Enrique III trató de extirpar de todos los pueblos el caciquismo. En Sevilla hizo ejemplares castigos con los partidarios del conde de Niebla y de don Pedro Ponce, que alteraban el sosiego público por competencias de mando, y quitó a unos y otros las alcaldías y veinticuatrías.
En Murcia hizo lo propio con los famosos bandos de Fajardos y Manueles, que mantenían aquella tierra en continuas turbulencias y agitaciones.

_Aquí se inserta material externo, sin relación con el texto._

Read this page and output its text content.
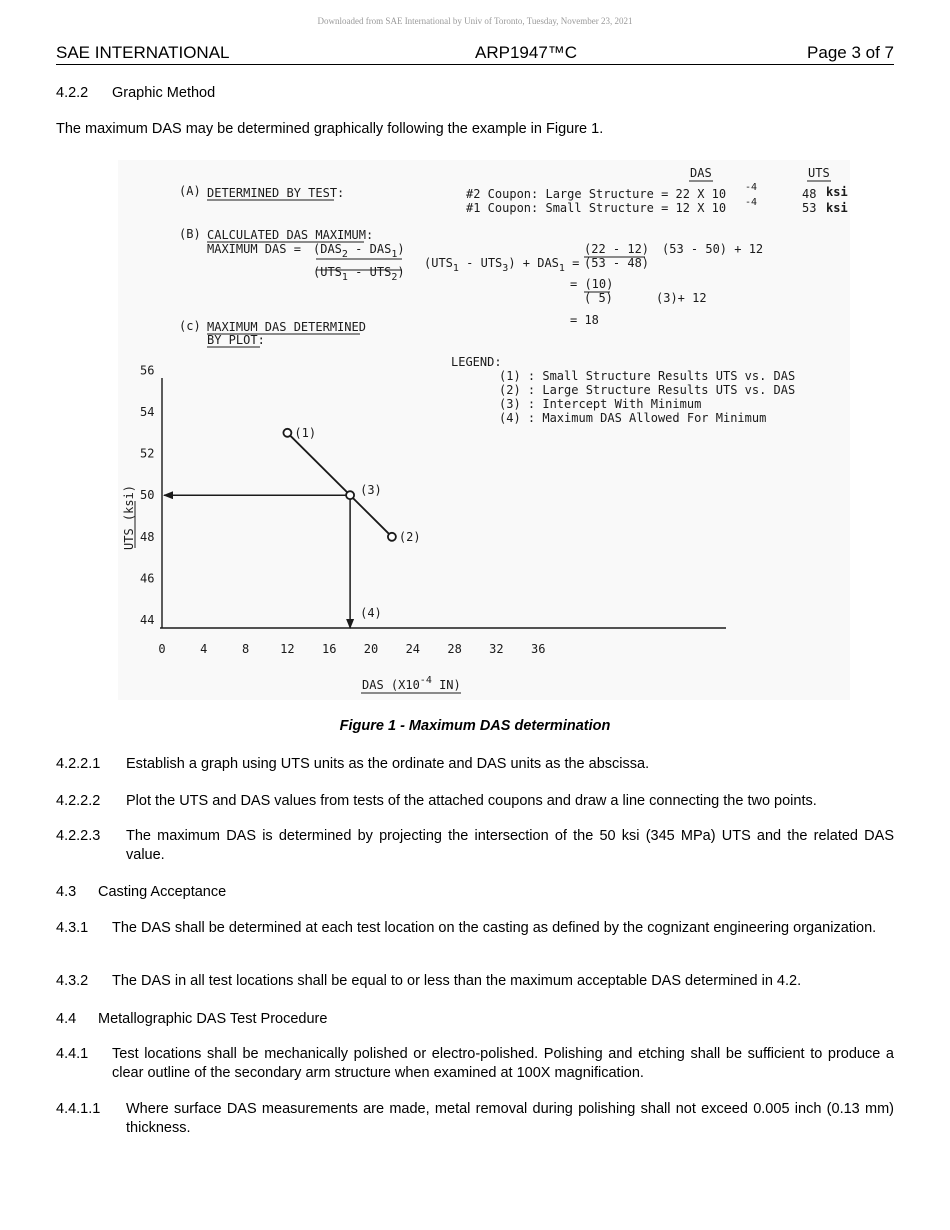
Downloaded from SAE International by Univ of Toronto, Tuesday, November 23, 2021
SAE INTERNATIONAL	ARP1947™C	Page 3 of 7
4.2.2 Graphic Method
The maximum DAS may be determined graphically following the example in Figure 1.
DAS	UTS
#2 Coupon: Large Structure = 22 X 10 -4	48 ksi
#1 Coupon: Small Structure = 12 X 10 -4	53 ksi
(A) DETERMINED BY TEST:
(B) CALCULATED DAS MAXIMUM:
MAXIMUM DAS = $(DAS_2 - DAS_1)$
$(UTS_1 - UTS_2)$
$(UTS_1 - UTS_3) + DAS_1$ =
(22 - 12) (53 - 50) + 12
(53 - 48)
= (10)
( 5)	(3)+ 12
= 18
(c) MAXIMUM DAS DETERMINED
BY PLOT:
LEGEND:
(1) : Small Structure Results UTS vs. DAS
(2) : Large Structure Results UTS vs. DAS
(3) : Intercept With Minimum
(4) : Maximum DAS Allowed For Minimum
UTS (ksi)
DAS ($X10^{-4}$ IN)
56
54
52
50
48
46
44
0	4	8	12 16 20 24 28 32 36
(1)
(2)
(3)
(4)
Figure 1 - Maximum DAS determination
4.2.2.1 Establish a graph using UTS units as the ordinate and DAS units as the abscissa.
4.2.2.2 Plot the UTS and DAS values from tests of the attached coupons and draw a line connecting the two points.
4.2.2.3 The maximum DAS is determined by projecting the intersection of the 50 ksi (345 MPa) UTS and the related DAS value.
4.3 Casting Acceptance
4.3.1 The DAS shall be determined at each test location on the casting as defined by the cognizant engineering organization.
4.3.2 The DAS in all test locations shall be equal to or less than the maximum acceptable DAS determined in 4.2.
4.4 Metallographic DAS Test Procedure
4.4.1 Test locations shall be mechanically polished or electro-polished. Polishing and etching shall be sufficient to produce a clear outline of the secondary arm structure when examined at 100X magnification.
4.4.1.1 Where surface DAS measurements are made, metal removal during polishing shall not exceed 0.005 inch (0.13 mm) thickness.
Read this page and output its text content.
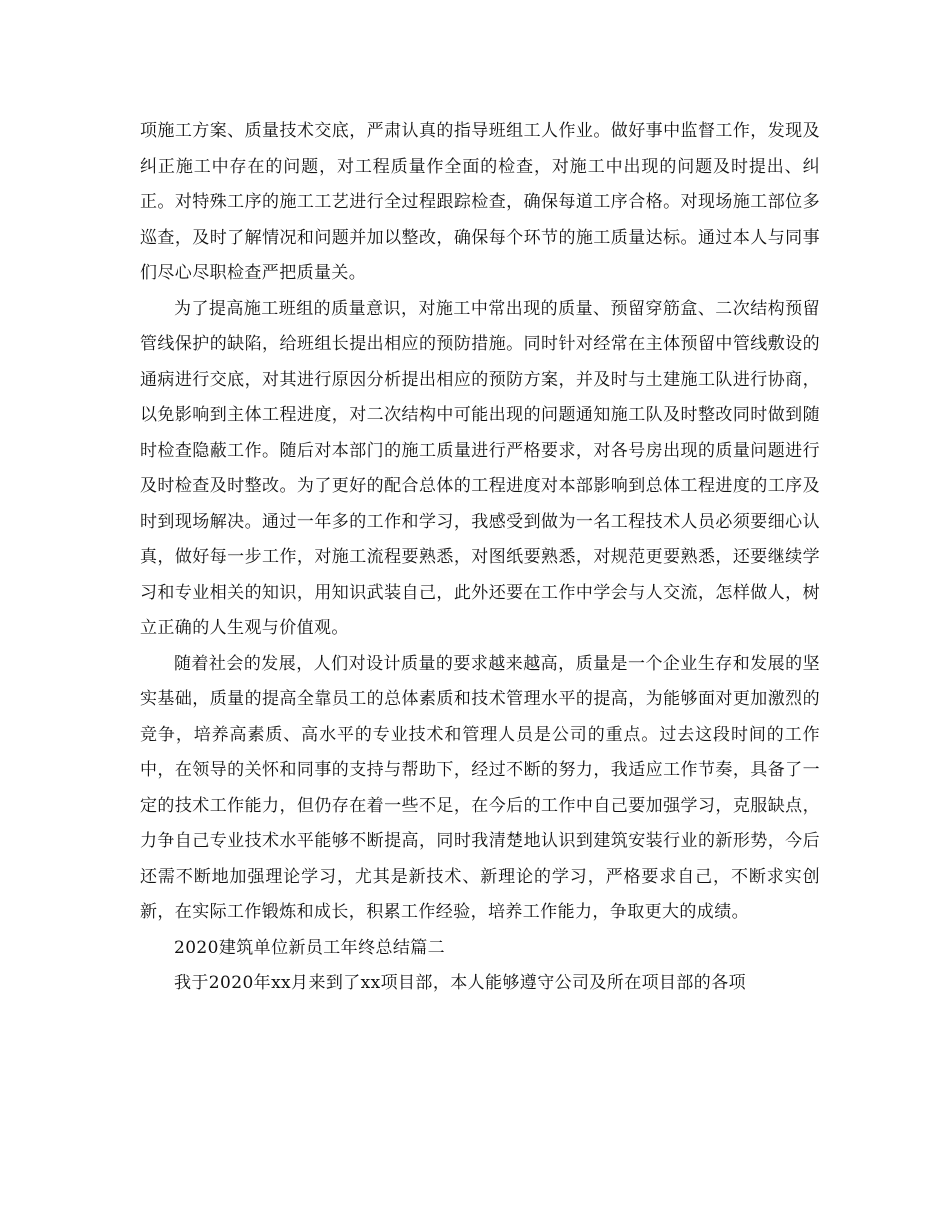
项施工方案、质量技术交底，严肃认真的指导班组工人作业。做好事中监督工作，发现及纠正施工中存在的问题，对工程质量作全面的检查，对施工中出现的问题及时提出、纠正。对特殊工序的施工工艺进行全过程跟踪检查，确保每道工序合格。对现场施工部位多巡查，及时了解情况和问题并加以整改，确保每个环节的施工质量达标。通过本人与同事们尽心尽职检查严把质量关。

为了提高施工班组的质量意识，对施工中常出现的质量、预留穿筋盒、二次结构预留管线保护的缺陷，给班组长提出相应的预防措施。同时针对经常在主体预留中管线敷设的通病进行交底，对其进行原因分析提出相应的预防方案，并及时与土建施工队进行协商，以免影响到主体工程进度，对二次结构中可能出现的问题通知施工队及时整改同时做到随时检查隐蔽工作。随后对本部门的施工质量进行严格要求，对各号房出现的质量问题进行及时检查及时整改。为了更好的配合总体的工程进度对本部影响到总体工程进度的工序及时到现场解决。通过一年多的工作和学习，我感受到做为一名工程技术人员必须要细心认真，做好每一步工作，对施工流程要熟悉，对图纸要熟悉，对规范更要熟悉，还要继续学习和专业相关的知识，用知识武装自己，此外还要在工作中学会与人交流，怎样做人，树立正确的人生观与价值观。

随着社会的发展，人们对设计质量的要求越来越高，质量是一个企业生存和发展的坚实基础，质量的提高全靠员工的总体素质和技术管理水平的提高，为能够面对更加激烈的竞争，培养高素质、高水平的专业技术和管理人员是公司的重点。过去这段时间的工作中，在领导的关怀和同事的支持与帮助下，经过不断的努力，我适应工作节奏，具备了一定的技术工作能力，但仍存在着一些不足，在今后的工作中自己要加强学习，克服缺点，力争自己专业技术水平能够不断提高，同时我清楚地认识到建筑安装行业的新形势，今后还需不断地加强理论学习，尤其是新技术、新理论的学习，严格要求自己，不断求实创新，在实际工作锻炼和成长，积累工作经验，培养工作能力，争取更大的成绩。

2020建筑单位新员工年终总结篇二

我于2020年xx月来到了xx项目部，本人能够遵守公司及所在项目部的各项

Comisionó para ello a Ruy López Dávalos, hombre de gran energía, que, llamando al jefe de los Manueles para celebrar una entrevista, le mató y cortó la cabeza, arrojándola por el balcón a sus parciales, amenazando hacer lo mismo con todos los revoltosos que desobedecieran al rey, turbando la paz pública. Surtió efecto.
Por esta misma época había en Lugo un partido popular que alteraba el orden resistiendo el pago de los tributos. A su cabeza figuraba, con su marido y dos hermanos, la varonil "Mari-Castaña", cuyo nombre se hizo famoso, conservándolo la tradición popular para indicar tiempos remotos y de vaga determinación cronológica.